The internet has been full of comments and articles written by those who think all this is a conspiracy to gather the “sheeple” into a totalitarian dystopia. It is interesting that the same image of sheep is used, but in a very different meaning to that of the Good Shepherd. It is more like the image of the slaughterhouse! Many French people project collective memories of the 1940 Occupation onto the present situation and call for massive demonstrations and strikes against the Macron government. As far as I see it, it is not a conspiracy, but perhaps something that could have been better planned and managed from the beginning of the epidemic in France. It makes sense to the government to let us go back to work and buy goods and services as soon as the levels of people needing hospital care can be kept under control within the given threshold. That is just common sense and concern for the economy and the common good.

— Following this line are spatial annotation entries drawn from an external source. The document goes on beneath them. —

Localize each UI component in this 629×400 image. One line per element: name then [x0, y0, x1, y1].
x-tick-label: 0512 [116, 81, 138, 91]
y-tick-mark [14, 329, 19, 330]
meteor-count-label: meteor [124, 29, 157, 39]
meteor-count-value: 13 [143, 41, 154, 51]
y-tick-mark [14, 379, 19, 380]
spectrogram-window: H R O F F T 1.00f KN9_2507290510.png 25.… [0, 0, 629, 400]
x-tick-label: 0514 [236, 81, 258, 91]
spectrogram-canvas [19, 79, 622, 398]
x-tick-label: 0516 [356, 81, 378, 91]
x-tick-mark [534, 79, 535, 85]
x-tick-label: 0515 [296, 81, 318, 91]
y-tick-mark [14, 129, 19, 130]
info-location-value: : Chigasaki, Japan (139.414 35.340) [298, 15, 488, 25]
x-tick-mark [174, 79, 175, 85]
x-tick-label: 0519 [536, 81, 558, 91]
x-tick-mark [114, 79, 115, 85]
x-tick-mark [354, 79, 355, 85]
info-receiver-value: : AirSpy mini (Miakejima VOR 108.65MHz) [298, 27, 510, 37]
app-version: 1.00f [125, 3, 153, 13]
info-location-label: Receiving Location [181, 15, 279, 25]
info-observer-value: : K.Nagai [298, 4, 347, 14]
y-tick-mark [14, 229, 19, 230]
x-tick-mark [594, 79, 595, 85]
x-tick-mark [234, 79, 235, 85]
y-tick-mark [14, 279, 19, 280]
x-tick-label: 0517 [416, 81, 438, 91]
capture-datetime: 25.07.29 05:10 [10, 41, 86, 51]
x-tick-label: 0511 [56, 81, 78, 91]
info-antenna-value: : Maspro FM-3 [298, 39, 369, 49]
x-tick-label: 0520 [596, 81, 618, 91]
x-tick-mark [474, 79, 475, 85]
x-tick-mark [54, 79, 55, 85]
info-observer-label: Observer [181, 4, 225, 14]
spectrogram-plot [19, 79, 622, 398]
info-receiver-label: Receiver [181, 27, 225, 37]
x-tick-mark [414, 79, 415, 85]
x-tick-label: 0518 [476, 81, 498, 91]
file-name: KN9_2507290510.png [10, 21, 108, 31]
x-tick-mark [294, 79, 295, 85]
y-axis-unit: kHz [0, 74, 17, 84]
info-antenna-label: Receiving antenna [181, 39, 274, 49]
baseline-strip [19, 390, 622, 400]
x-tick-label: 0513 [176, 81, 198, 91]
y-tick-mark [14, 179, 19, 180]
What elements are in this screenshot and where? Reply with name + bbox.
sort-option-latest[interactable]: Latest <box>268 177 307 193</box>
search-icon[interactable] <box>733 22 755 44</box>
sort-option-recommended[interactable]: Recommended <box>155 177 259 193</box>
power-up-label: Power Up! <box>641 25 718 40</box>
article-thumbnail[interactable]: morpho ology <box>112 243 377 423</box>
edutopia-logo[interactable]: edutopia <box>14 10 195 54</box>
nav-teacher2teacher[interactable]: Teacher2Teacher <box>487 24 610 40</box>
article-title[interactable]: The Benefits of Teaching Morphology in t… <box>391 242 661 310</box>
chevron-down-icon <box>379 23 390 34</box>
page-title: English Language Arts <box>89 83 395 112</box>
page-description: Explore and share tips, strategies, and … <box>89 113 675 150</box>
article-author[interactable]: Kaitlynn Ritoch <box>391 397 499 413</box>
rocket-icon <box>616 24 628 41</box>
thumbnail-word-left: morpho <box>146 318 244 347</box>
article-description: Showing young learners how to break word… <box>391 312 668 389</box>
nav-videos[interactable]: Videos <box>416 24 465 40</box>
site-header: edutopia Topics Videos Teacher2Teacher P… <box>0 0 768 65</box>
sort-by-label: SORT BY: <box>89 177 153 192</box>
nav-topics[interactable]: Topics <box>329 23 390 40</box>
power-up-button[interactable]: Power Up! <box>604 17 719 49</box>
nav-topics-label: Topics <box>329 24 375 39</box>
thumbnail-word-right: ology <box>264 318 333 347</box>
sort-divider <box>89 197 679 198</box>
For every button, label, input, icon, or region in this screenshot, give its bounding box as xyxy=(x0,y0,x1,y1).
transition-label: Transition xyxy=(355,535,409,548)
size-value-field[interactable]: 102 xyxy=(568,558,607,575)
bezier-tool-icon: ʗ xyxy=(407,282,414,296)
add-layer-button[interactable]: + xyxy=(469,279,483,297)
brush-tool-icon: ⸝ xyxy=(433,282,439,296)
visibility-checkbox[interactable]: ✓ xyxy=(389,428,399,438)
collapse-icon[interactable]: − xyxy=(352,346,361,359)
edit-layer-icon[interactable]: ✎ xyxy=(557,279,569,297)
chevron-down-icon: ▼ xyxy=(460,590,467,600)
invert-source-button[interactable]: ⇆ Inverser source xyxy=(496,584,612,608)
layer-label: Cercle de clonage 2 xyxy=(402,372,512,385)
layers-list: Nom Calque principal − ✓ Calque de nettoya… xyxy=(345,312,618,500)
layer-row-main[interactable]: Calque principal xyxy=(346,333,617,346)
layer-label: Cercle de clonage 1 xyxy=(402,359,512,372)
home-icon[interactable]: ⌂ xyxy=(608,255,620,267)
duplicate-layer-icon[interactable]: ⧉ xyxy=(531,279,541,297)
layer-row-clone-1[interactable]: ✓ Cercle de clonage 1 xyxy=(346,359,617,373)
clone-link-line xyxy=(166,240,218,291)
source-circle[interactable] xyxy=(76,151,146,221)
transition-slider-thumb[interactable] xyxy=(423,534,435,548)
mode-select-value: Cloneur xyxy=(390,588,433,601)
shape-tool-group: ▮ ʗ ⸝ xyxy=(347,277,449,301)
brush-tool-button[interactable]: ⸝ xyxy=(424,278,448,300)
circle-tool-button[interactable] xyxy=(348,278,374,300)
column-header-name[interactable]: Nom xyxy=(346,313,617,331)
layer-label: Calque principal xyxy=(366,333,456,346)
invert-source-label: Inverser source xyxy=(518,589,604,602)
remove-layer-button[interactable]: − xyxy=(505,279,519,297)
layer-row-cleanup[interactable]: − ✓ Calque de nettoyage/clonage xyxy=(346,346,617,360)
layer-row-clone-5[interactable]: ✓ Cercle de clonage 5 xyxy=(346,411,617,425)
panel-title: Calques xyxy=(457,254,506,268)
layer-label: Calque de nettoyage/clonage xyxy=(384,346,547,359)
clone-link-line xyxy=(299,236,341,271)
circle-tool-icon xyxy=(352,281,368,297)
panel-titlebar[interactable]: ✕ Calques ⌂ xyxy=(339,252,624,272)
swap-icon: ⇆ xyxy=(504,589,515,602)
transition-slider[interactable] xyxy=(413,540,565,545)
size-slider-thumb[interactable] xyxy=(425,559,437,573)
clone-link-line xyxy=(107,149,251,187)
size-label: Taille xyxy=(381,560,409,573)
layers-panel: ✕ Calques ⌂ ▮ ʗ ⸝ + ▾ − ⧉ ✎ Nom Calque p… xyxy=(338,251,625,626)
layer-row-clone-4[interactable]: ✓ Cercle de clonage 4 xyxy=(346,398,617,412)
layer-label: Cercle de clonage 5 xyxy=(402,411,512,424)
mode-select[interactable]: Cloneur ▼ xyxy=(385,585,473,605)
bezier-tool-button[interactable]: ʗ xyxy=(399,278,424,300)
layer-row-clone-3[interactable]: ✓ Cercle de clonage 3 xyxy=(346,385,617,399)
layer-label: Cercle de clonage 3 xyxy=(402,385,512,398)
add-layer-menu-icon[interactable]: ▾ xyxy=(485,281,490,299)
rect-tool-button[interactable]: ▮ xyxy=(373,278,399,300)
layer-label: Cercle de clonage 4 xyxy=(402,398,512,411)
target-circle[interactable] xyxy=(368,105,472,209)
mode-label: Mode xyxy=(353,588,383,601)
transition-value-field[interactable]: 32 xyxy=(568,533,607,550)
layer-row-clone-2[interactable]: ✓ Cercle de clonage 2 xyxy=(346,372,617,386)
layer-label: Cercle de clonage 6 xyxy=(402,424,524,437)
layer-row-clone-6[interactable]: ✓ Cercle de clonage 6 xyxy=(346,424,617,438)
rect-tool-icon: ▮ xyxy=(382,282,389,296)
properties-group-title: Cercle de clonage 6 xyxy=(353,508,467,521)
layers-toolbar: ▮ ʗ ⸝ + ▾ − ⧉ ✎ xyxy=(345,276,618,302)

Another thing is that many people have deserved to be treated like sheep as they behaved in a very selfish way, refusing to take the epidemic seriously and their duty to protect others against themselves (in the event of their being infected). I hope that after the date given by our government, people will behave responsibly and not need to be threatened with fines and other sanctions by the police. There is every reason to believe that we will soon be allowed to go cycling, hiking, sailing and other things that bring health and happiness without endangering others. These are things we can look forward to and no longer to take for granted.

I hope and pray that the conditions in the UK will also make it possible to introduce a process of release from the lockdown. May churches be allowed to reopen and welcome back those who thirst for the liturgy and prayer in the community of the Christian faithful.

Some talk of a new normal, which seems to me a very nebulous idea. Lockdown cannot continue indefinitely anywhere, certainly not the years needed to produce a reliable vaccine. We cannot behave like flocks of sheep and risk a second wave worse than the first. I will certainly be avoiding crowds this year. Any sailing I do will be solo and far from collective humanity. Spring brings optimism and a ray of light.